Un bercail à soi pour mieux guérir âme et coeur

18-07-2011


Dans la rue, où elle vivait, nul ne savait que la voix de Thérèse*, en chanson, pouvait réchauffer les coeurs. Puis un jour la dame qui l’a aidée à trouver son petit «chez-soi» lui a demandé de chanter à la fête de Noël de son équipe de travail. Elle a tant enchanté les spectateurs que quelque temps plus tard, la dame de 50 ans voyait émerger son rêve de jeunesse lorsqu’elle fut sélectionnée parmi les finalistes d’un concours de chant organisé par une station de télé québécoise.

Thérèse est l’une des quelque 150 itinérants souffrant de troubles mentaux à qui on a déniché un logement dans le cadre du projet Chez Soi. Il s’agit en fait d’un projet de recherche dont l’objectif est d’évaluer les éléments qui favorisent la stabilité du logement tout en assurant le bien-être des itinérants aux prises avec des problèmes de santé mentale. Un bercail à soi pour mieux guérir âme et coeur.

«Nous nous sommes inspirés des programmes Logement d’abord (Housing First) à New York, qui s’adresse aux personnes itinérantes dont les besoins sont élevés et De la rue au logement (Street to  Home) à Toronto, pour les besoins modérés», mentionne Cécile Leclercq, Ph.D., coordonnatrice du projet Chez Soi à Montréal. La métropole participe au projet en même temps que les villes de Vancouver,  Winnipeg, Toronto et Moncton.
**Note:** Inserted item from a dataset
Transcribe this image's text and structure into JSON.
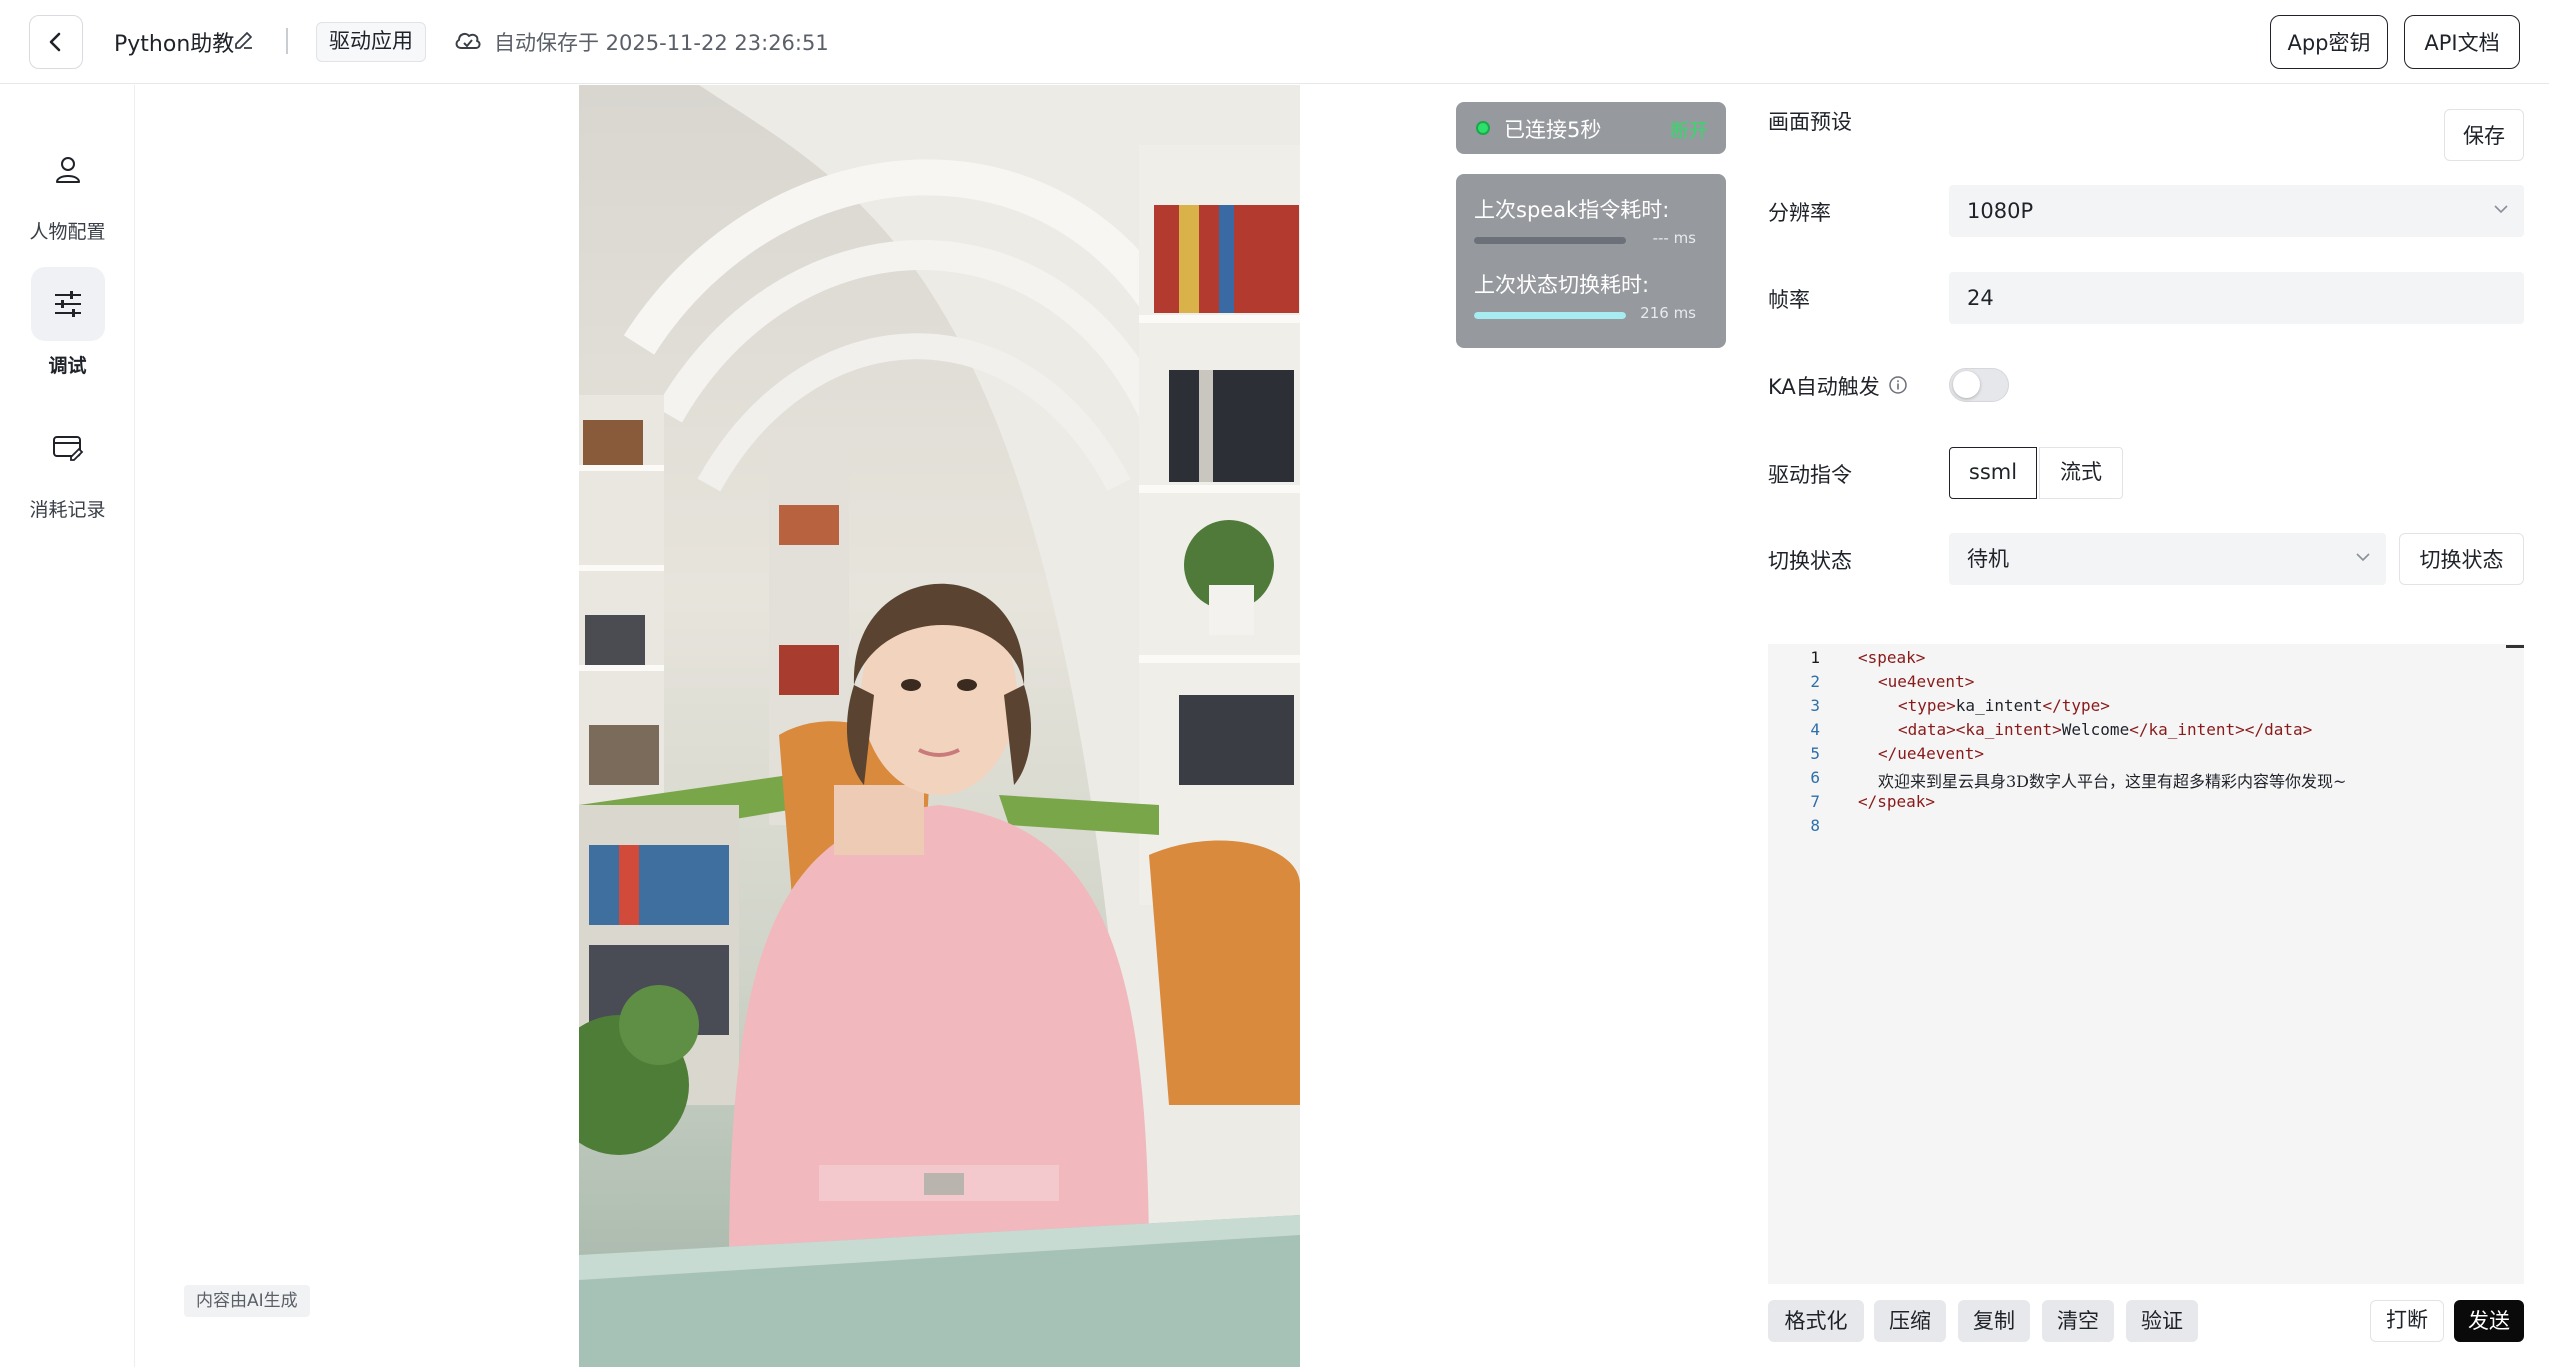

Comme il s’agit aussi d’une recherche, les 460 participants sont répartis entre les groupes expérimentaux et les groupes témoin : 300 d’entre eux affichent des besoins dits «modérés» et parmi ceux-ci, 200 personnes se verront offrir un logement et les services de l’équipe d’intervention de Chez soi (groupe expérimental), alors que les 100 autres (groupe témoin) continueront à faire appel aux services de la communauté.

Les 160 itinérants dont les besoins sont plus pressants sont  répartis en deux cohortes égales formant le groupe expérimental et le groupe témoin. «Nous avons une équipe de recherche qui rencontre tous les participants à tous les trois mois pendant deux ans, afin d’évaluer leur situation», ajoute Mme Leclercq en précisant que parmi les artisans du projet montréalais, on compte également trois équipes cliniques et une équipe dont la tâche est de dénicher les logements, par le biais d’une entente avec plus d’une quarantaine de propriétaires d’habitations. Une idée qui porte des fruits.

Une idée qui porte des fruits

L’origine de ce projet remonte à un fonctionnaire de Santé Canada, qui partageait en 2007 sa  préoccupation à l’égard des itinérants souffrant de troubles de santé mentale avec l’ex-sénateur Michael Kirby, l’instigateur de la Commission de la santé mentale du Canada (qui assume le financement du projet Chez soi). «M. Kirby a monté un projet plus vaste que ce qu’avait proposé le représentant de Santé Canada», relate Eric Latimer, Ph.D., chercheur du thème «Services, politiques et santé des populations» à l’Institut Douglas et chercheur principal du projet Chez soi pour Montréal.

L’équipe dont fait partie Eric Latimer est formée d’intervenants et de chercheurs du Centre de Santé et  Services sociaux Jeanne-Mance, de l’organisme communautaire Diogène, de l’Institut Douglas, ainsi que de cinq universités québécoises. Ils ont démarré le recrutement des participants à l’automne 2009. «Les refuges, les prisons, les organismes communautaires et les hôpitaux nous réfèrent des participants et nos intervieweurs/agents de recherche sont aussi présents sur le terrain», signale Cécile Leclercq.

Dans leur nouveau chez-soi, les locataires ne sont pas laissés à eux-mêmes, poursuit la coordonnatrice du projet: avec l’aide d’un intervenant qu’ils rencontrent au moins une fois par semaine, chacun d’entre eux  définit ses objectifs en tablant sur ses propres forces. «Nous préconisons l’approche rétablissement», précise Mme Leclercq, qui souhaite évidemment la pérennité du logement et du suivi clinique au terme du projet. Et même si on n’a pas commencé les analyses des résultats, le projet Chez Soi porte déjà ses fruits, comme ce participant qui, après quelques années dans la rue, est désormais concierge de l’immeuble où on lui a attribué son chez-soi.